Светлые блики заиграли вокруг, причудливые тени по углам зашевелились.
Миней заметил, улыбаясь:
— Романтическое у нас с вами свидание, Петр Петрович.
— Кстати о романтике, — медленно произнес тот. — Видите ли, Миней, я вовсе не Петр Петрович Корочкин, а Степан Иванович Новоселов…
Миней покраснел: они дружески встречались два года, и он даже не знал настоящего имени своего учителя. Но тотчас же мысленно одернул себя: нет, нет еще настоящей привычки к конспирации!
Его собеседник продолжал:
— Я уже бывал в этих краях, Миней. Десять лет назад я пришел с партией каторжан на Кару. Годами был я тогда немного помоложе, чем вы сейчас. А политически — много моложе. Через полгода бежал. Удачно, очень удачно. Вот только памятка осталась — царапнула пуля конвойного. — Степан Иванович показал
белый рубец на пальце. — А в остальном все прошло как по маслу. Степан Иванович Новоселов перестал существовать. Знаете, искусство преображаться — это великая вещь!— Я подумал об этом, едва узнав вас сегодня утром.

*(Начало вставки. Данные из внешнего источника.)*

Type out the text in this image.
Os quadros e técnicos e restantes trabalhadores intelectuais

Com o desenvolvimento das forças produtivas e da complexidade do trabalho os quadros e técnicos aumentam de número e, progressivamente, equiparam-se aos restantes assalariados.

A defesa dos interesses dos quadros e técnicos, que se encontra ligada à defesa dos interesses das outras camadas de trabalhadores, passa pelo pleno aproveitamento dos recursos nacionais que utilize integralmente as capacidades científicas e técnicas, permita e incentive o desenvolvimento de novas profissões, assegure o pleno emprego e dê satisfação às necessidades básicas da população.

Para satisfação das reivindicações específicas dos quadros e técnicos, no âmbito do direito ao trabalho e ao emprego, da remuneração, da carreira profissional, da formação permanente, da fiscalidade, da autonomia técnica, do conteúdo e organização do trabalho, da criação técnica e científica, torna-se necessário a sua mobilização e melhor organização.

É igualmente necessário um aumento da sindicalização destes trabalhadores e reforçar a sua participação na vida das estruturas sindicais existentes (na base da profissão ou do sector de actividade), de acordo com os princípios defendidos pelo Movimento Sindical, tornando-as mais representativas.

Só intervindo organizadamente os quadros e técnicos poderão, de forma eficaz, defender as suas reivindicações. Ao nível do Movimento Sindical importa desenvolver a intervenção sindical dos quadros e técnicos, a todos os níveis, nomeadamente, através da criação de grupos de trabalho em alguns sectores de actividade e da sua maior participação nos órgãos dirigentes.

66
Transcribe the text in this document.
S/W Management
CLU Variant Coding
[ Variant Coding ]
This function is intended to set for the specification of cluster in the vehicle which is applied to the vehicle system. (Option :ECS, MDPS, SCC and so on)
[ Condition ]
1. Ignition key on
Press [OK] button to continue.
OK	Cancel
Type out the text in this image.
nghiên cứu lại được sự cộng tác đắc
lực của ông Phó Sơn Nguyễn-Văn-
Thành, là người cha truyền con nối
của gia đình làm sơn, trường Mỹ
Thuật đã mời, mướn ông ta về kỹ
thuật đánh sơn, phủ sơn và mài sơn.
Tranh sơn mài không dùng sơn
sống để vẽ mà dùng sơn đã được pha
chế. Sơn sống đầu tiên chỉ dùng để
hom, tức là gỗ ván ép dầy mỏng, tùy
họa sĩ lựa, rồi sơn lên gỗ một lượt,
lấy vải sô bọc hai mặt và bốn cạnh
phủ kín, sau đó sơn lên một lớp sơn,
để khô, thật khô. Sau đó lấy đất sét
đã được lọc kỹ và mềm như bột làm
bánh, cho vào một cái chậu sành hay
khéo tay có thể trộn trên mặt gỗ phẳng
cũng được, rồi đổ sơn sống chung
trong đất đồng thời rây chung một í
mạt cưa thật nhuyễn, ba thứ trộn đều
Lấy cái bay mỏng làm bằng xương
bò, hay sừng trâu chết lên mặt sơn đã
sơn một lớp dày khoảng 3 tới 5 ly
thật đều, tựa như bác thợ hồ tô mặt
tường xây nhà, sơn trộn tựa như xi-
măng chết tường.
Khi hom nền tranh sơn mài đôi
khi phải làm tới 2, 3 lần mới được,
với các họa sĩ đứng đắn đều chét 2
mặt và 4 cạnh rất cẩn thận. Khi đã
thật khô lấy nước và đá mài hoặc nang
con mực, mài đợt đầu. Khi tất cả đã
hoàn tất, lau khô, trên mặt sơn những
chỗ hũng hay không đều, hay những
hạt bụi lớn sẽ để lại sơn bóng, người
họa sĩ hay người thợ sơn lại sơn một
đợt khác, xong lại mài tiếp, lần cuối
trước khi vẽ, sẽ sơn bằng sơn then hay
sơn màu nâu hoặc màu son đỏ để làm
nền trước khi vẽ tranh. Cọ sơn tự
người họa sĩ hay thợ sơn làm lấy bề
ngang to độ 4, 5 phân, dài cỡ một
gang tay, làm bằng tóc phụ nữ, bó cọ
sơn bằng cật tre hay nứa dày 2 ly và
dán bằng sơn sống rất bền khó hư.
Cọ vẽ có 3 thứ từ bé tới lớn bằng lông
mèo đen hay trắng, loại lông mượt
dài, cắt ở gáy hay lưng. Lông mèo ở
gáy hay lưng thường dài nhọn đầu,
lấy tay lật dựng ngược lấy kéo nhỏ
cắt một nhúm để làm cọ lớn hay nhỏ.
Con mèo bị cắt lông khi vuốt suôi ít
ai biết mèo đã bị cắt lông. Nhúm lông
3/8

— Ну и стал я жить-поживать на птичьих правах: сегодня — здесь, завтра — там. На первых порах мне помогали товарищи. Потом пришел собственный опыт. Опыт нелегального существования. И, когда все же провалился по другому делу, остался неопознанным, отделался ссылкой. Теперь, в Нерчинске, кто-то из знавших меня раньше — вернее всего, из старых каторжан — узнал меня и выдал как Новоселова. Что ж, к этому всегда надо быть готовым. Меня предупредили, и я немедля снялся с якоря… — Новоселов добавил: — В Нерчинске есть один тип, служит на почте телеграфистом. Когда-то был выслан по пустяковому делу. Теперь он трется около нашего брата, вынюхивает и доносит. Так я у него с таинственным видом попросил взаймы форменную тужурку. Дал с охотой. Ну, тужурочка пропала — я ее в помойку забросил…
Миней посмотрел недоуменно и вдруг засмеялся так, что фанерные стены дацана задрожали. Сняв пенсне, он вытирал навернувшиеся на глаза слезы, повторяя:
— Так вот в чем дело-то с почтовиками! А их, рабов божиих, хватают! А их-то тащат!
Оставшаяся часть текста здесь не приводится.